I dettagli sono spesso decisivi o comunque illuminanti, perché danno la giusta chiave di lettura dell’insieme di cui fanno parte. Esemplare la risoluzione del Parlamento Europeo «Minacce al diritto all’aborto nel mondo: possibile revoca del diritto all’aborto negli Stati Uniti d’America da parte della Corte Suprema». Tredici pagine per un quadro allarmato di quello che fin dal titolo viene definito come 'diritto': l’aborto.
Di conseguenza qualsiasi regolamentazione che lo limiti, anche se legittimamente decisa da singoli Stati, viene stigmatizzata e indicata come ostacolo da superare, invitando le autorità competenti Usa a «depenalizzare completamente l’accesso e la prestazione dei servizi di aborto» e l’Unione Europea «a inserire il diritto all’aborto» nella Carta dei diritti fondamentali. Il testo è unidirezionale e non dà spazio a considerazioni differenti né a sfumature nei toni – per esempio, al fatto che se un diritto alla scelta c’è, almeno sia pari a quello di essere messe in condizioni di poter scegliere di essere madri, e sostenute se c’è una richiesta in tal senso.
D’altra parte, in quel testo del diritto alla vita del nascituro si sono perse le tracce: il tono è netto, deciso, senza se e senza ma. La «minaccia » è la possibile revoca della sentenza Roe vs Wade da parte della Corte Suprema americana, ma vengono indicati anche Stati con una preoccupante «regressione » nel «diritto all’aborto», fra i quali il nostro Paese: «Anche in Italia l’accesso all’aborto sta subendo erosioni», recita il testo, che rimanda a una nota a piè di pagina in cui ci si aspetta siano inseriti riferimenti con dati che dimostrano l’accusa.

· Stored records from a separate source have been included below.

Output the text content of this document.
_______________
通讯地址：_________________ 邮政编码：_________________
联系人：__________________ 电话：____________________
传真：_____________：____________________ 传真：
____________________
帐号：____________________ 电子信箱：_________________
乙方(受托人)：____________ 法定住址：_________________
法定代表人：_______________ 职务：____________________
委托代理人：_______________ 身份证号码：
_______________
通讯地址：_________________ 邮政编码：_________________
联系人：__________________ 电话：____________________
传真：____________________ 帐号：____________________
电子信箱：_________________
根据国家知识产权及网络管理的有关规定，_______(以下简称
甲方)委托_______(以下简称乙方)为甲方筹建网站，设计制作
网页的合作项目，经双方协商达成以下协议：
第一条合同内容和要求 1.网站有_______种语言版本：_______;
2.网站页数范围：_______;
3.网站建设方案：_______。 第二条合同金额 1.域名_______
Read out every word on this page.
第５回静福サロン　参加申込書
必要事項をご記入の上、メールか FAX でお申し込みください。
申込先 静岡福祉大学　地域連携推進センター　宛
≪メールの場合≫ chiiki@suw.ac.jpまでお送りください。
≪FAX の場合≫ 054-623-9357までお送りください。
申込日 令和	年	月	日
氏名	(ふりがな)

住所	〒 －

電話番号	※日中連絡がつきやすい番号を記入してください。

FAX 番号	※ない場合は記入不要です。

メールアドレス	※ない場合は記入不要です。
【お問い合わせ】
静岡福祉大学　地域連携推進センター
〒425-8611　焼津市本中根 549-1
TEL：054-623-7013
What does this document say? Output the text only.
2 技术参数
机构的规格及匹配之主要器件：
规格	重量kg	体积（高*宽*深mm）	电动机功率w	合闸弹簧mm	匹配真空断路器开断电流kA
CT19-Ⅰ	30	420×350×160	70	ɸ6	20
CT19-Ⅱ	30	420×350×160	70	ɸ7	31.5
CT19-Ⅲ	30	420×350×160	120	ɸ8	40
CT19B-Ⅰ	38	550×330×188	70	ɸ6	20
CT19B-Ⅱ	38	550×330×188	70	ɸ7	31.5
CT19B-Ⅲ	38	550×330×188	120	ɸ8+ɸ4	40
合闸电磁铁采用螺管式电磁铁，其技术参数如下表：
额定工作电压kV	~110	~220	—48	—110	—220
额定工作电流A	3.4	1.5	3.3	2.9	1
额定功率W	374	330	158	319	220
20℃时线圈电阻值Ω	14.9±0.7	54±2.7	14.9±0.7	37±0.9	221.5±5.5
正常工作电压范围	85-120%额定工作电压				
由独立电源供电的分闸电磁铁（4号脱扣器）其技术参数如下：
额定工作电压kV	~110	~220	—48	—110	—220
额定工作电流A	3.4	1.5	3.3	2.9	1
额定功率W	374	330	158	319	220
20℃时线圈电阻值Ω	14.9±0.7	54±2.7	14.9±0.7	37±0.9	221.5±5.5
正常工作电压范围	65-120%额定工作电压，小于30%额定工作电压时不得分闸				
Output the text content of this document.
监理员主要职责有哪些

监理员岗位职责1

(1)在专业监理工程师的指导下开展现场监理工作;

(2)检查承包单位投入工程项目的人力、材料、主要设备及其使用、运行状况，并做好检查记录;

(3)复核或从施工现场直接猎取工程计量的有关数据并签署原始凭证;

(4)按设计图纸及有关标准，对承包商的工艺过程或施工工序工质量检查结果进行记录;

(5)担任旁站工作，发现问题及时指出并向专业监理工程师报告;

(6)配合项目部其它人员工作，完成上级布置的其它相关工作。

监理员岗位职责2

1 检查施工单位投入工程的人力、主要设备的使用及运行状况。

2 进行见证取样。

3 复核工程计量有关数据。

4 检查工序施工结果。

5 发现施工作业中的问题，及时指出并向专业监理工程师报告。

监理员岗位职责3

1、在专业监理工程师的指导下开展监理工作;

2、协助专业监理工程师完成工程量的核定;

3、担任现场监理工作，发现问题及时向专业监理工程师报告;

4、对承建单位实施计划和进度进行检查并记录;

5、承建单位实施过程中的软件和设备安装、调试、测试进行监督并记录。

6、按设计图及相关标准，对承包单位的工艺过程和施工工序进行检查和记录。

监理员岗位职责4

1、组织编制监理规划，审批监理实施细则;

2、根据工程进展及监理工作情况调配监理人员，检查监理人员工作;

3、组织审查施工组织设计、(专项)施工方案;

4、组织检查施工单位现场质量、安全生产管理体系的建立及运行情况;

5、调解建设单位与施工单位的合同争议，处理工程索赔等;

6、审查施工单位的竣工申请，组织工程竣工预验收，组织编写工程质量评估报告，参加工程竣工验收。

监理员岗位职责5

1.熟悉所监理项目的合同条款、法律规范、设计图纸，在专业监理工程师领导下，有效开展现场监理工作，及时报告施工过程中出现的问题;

Un dettaglio, insomma, che però in questo caso dice esattamente l’opposto di quanto affermato nel testo: andando a questo link, si può trovare la risoluzione del Comitato dei Ministri del Consiglio d’Europa del 6 luglio 2016, in risposta a un contenzioso della Cgil di tre anni prima. Il sindacato aveva fatto ricorso protestando, in sintesi, gli impedimenti all’accesso all’aborto in Italia a causa del ricorso elevato all’obiezione di coscienza. Il Comitato dei Ministri del Consiglio d’Europa ha risposto con la risoluzione sopra citata, in cui prende atto delle informazioni date dal governo italiano e «accoglie con favore gli sviluppi positivi »: nessuna condanna, quindi, per l’Italia, nessuna citazione di ostacoli all’accesso all’aborto.
E allora? È questa la documentazione sull’«erosione» dell’accesso all’aborto nel nostro Paese? E ancora: con che criterio è stata costruita questa super-risoluzione, così netta e decisa nell’affermare un diritto e nel denunciarne gli impedimenti? Con quali dati, con quali considerazioni, con quale logica? Ma torniamo all’Italia e alla nota a piè pagina, dove sono riportati i dati sodi e algidi che dimostrano come la legge 194 viene applicata per quanto riguarda sia l’obiezione di coscienza sia l’accesso all’aborto, con 1,6 aborti a settimana per ogni non-obiettore, considerando 44 settimane lavorative in un anno.
Si tratta di una media nazionale, che viene poi riproposta per ciascuna Regione e anche per ciascuna Asl/Distretto all’interno di ogni Regione. Proprio così: il Ministero ha trasmesso in Europa dati nazionali, regionali e anche locali sul carico di lavoro dei nonobiettori: non esiste al mondo una raccolta tanto sistematica e completa, nonostante qualcuno continui a protestare addirittura la mancanza di dati adeguati in merito. Resta il fatto di una risoluzione sul diritto all’aborto con l’Italia nella lista dei Paesi 'cattivi', ma con dati che dimostrano il contrario. Dovrebbe piuttosto allarmare la scarsa e contrastata applicazione della legge 194 nella parte in cui impegna le strutture pubbliche ad aiutare la donna e madre a superare le cause che spingono all’interruzione di gravidanza (ciò che fanno, 'dal basso', i Centri di aiuto alla vita). Tutto questo è surreale. Il dramma della soppressione di una vita umana e della lacerante decisione di una donna (e di che le sta, o non le sta accanto) merita innanzitutto onestà intellettuale e politica.